Comparison of Morphology of Intracranial Aneurysms on Computed Tomography Angiography with Digital Subtraction Angiography and Intraoperative Findings–A Single Centre Experience TC01-TC05
Dr. Santosh PV Rai,
Associate Professor, Department of Radiodiagnosis and Imaging, Kasturba Medical College, Manipal Academy of Higher Education (MAHE), Mangalore-575001, Karnataka, India.
Introduction: Multi-Detector Computed Tomography (MDCT) angiography is a non-invasive technique in emergency screening of Subarachnoid Haemorrhage (SAH) for accurately detecting aneurysms. Digital Subtraction Angiography (DSA) remains the gold standard for diagnosis of intracranial aneurysm. Computed Tomography Angiography (CTA) is being increasingly used for this purpose and can presently replace DSA as the most reliable means to detect intracranial aneurysms in SAH.
Aim: To characterise the morphology of intracranial aneurysms with CTA and to compare it with DSA and intraoperative findings.
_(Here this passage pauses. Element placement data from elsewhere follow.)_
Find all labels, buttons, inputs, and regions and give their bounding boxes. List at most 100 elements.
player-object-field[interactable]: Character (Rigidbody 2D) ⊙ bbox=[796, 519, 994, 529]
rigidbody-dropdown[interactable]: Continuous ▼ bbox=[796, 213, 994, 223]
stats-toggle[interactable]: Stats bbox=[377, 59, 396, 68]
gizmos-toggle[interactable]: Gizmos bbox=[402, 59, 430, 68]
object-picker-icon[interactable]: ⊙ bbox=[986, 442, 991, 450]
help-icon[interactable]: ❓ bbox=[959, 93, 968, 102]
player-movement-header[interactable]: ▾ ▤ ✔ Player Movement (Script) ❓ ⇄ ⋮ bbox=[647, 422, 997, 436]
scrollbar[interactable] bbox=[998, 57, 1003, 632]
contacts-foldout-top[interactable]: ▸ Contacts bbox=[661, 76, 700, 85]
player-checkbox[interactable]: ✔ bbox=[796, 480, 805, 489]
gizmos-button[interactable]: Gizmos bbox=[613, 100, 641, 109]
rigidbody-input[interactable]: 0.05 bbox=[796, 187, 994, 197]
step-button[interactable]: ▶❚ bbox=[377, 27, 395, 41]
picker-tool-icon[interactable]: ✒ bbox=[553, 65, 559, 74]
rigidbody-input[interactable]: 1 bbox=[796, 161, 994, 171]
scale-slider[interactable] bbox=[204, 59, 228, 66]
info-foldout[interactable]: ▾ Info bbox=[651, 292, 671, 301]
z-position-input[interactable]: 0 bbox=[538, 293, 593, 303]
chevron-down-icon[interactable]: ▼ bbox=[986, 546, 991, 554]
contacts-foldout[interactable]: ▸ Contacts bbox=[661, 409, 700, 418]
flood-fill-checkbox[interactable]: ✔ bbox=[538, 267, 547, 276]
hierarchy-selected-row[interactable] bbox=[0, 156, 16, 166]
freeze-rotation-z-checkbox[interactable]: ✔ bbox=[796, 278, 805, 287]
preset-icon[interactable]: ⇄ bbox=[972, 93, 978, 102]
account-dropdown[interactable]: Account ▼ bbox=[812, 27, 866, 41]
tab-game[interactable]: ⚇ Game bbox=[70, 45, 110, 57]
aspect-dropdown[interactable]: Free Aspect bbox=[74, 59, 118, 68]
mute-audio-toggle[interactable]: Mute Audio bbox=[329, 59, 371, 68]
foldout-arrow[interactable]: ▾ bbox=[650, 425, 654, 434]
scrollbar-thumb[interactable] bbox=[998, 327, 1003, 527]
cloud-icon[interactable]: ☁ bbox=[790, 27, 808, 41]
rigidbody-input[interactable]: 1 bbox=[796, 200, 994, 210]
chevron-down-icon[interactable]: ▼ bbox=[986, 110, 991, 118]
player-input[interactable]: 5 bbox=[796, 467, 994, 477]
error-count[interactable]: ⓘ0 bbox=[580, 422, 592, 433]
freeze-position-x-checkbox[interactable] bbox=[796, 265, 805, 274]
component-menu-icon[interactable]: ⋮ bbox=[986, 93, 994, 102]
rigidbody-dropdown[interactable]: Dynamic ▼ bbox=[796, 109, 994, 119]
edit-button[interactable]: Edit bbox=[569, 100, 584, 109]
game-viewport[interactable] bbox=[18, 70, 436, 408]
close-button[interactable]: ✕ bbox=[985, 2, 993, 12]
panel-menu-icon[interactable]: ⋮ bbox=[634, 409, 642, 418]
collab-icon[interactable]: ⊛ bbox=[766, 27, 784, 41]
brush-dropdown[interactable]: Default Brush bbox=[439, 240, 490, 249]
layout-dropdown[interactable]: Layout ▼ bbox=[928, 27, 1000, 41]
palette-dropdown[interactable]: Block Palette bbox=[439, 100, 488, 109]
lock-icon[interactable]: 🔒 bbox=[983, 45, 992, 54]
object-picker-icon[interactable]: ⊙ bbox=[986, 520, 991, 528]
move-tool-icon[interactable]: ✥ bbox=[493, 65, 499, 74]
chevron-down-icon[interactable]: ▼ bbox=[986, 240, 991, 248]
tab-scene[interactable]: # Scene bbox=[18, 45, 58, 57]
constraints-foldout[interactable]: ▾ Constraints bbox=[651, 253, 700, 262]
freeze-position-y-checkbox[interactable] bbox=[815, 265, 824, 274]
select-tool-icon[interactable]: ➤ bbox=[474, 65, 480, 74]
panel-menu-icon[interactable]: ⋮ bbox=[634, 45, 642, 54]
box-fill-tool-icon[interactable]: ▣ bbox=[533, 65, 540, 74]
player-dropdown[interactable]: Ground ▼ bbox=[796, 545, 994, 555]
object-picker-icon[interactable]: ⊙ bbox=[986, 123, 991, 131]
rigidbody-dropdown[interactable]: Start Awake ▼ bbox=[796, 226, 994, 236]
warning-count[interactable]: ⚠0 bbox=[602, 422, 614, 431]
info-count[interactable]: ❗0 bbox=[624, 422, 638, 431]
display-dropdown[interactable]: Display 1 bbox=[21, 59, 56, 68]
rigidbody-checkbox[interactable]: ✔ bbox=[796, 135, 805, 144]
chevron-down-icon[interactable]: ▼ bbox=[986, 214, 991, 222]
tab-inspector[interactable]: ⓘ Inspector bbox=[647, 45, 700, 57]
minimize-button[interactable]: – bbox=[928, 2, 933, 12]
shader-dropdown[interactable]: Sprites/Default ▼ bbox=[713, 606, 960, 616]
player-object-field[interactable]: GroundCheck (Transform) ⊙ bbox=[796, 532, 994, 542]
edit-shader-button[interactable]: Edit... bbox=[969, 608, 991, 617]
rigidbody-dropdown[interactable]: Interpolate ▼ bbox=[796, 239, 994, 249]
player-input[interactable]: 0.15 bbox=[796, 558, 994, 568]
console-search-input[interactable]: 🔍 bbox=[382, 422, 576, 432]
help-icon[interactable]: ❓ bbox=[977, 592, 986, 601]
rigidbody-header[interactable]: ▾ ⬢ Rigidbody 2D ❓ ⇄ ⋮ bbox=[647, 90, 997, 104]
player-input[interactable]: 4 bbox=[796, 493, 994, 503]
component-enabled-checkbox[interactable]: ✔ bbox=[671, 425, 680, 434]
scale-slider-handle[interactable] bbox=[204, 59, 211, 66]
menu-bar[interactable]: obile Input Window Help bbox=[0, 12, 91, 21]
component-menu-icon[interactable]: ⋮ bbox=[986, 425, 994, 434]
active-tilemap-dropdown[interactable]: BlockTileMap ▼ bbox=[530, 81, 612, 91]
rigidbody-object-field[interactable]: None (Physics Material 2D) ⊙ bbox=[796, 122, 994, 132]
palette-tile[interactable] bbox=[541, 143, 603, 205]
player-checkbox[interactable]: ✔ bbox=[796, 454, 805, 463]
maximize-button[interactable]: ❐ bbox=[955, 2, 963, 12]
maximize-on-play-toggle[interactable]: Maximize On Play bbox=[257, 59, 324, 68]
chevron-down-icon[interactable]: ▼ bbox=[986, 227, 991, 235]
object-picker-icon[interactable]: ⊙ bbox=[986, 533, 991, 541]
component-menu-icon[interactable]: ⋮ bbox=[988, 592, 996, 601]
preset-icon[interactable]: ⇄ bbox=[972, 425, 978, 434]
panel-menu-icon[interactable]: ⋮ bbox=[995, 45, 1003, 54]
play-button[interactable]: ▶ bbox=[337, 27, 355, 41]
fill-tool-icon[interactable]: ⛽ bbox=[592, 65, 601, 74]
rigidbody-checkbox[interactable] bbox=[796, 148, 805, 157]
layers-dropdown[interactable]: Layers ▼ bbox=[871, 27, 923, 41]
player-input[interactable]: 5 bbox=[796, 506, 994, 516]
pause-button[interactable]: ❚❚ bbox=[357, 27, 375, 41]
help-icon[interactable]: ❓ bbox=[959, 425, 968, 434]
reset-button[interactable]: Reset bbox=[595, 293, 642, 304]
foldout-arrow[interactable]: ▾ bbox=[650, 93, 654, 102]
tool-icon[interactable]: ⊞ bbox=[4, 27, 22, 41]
Materials and Methods: This analytical study includes patients suspected to have intracranial aneurysm and underwent CTA on 16 slice MDCT scanner. Post-processing Multiplanar Reconstructions (MPR), 3D Volume Rendering (VR) and Maximum Intensity Projection (MIP) were performed. The findings of CTA findings were compared with DSA and intraoperative/indocyanine angiography images obtained by Leica neurosurgical operating microscope, wherever possible. Morphological parameters: size (dome, neck, height, dome to neck ratio, aspect ratio in saccular and length, diameter in fusiform), shape, lobulation, tit, location, thrombosis/calcification, blood vessels arising, ruptured or not, grade of SAH (modified CT Fischer score) and vasospasm (grade, number/location of vasospastic segments) were assessed and compared with DSA and intraoperative findings.
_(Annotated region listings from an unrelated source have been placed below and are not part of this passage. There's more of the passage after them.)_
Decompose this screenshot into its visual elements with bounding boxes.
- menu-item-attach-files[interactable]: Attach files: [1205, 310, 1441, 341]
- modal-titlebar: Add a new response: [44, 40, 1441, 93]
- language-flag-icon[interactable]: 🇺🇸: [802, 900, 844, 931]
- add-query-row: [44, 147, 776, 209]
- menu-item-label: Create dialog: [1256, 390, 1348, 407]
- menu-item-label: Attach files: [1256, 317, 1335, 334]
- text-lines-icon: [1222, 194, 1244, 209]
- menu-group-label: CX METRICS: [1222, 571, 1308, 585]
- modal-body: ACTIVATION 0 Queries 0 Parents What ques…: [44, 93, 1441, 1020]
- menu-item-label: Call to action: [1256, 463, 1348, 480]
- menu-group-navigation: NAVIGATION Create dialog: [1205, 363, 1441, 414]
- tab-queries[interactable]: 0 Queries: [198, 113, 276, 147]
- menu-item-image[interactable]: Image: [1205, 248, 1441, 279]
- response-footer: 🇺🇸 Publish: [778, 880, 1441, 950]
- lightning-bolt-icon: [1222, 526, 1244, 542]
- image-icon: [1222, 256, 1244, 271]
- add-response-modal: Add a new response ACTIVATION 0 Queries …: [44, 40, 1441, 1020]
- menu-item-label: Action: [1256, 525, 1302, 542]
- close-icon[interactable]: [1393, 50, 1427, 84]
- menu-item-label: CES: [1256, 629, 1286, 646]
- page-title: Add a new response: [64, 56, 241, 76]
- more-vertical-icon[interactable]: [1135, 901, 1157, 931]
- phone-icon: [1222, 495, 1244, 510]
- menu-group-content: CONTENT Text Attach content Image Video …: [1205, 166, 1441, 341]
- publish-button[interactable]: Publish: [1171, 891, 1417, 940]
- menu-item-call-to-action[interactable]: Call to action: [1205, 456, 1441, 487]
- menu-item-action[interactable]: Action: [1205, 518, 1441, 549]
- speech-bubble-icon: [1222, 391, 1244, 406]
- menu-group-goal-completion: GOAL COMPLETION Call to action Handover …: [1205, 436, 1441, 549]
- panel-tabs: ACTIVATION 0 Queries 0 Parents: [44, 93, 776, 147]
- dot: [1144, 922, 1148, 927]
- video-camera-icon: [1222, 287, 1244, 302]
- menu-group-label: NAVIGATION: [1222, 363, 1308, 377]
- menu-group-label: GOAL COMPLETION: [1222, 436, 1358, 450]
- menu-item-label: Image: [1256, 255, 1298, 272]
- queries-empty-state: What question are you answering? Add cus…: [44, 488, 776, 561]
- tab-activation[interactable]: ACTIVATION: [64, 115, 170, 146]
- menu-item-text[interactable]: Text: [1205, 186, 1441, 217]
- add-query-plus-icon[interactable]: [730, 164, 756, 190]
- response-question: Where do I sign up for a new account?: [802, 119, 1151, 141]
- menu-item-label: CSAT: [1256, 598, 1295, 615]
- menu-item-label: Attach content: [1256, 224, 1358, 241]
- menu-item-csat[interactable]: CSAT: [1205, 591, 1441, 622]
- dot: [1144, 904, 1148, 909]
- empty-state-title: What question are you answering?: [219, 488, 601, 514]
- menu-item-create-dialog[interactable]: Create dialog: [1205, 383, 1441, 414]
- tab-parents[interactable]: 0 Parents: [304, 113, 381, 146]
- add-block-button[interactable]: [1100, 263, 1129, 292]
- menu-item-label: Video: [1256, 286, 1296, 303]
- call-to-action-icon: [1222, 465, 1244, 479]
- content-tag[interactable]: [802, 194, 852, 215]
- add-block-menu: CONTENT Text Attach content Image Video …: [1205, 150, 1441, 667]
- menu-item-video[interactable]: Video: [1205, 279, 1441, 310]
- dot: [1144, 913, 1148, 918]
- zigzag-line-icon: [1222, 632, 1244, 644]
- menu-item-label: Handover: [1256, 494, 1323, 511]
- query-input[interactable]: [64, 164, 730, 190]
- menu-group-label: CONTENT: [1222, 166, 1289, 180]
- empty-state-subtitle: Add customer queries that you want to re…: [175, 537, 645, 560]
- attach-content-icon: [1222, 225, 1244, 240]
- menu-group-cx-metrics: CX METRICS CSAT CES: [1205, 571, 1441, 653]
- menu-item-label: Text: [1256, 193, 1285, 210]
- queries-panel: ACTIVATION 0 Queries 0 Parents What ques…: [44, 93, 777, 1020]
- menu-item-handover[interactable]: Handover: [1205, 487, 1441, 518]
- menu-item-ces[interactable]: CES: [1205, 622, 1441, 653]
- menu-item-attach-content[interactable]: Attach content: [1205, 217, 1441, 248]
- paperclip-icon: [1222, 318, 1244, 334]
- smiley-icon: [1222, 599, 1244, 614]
Results: In 71 patients, 97 intracranial aneurysms were studied. Saccular aneurysm was the most common and anterior communicating artery (ACOM) was the most common location. Significant correlation of dome: neck and aspect ratios between CTA and DSA (p=0.0089) was noted. The sensitivity, Positive Predictive Value (PPV) and accuracy of CTA for aneurysm >3 mm was 100%. Two aneurysms <3 mm were missed on CTA, but detected by DSA. Therefore, for aneurysms <3 mm in size, sensitivity was 92.86%, with a PPV and accuracy of 96.3% and 89.66%, respectively. Overall sensitivity of CTA irrespective of size was 97.9%, with 97.9% PPV and 95.9% accuracy was observed.
Conclusion: MDCTA with 3D reconstructions and volume rendering is the ideal first line imaging modality in non-traumatic SAH for detection of aneurysm with a high degree of accuracy. DSA can be used to diagnose tiny aneurysms <3 mm if missed on CTA, if there is a high degree of suspicion.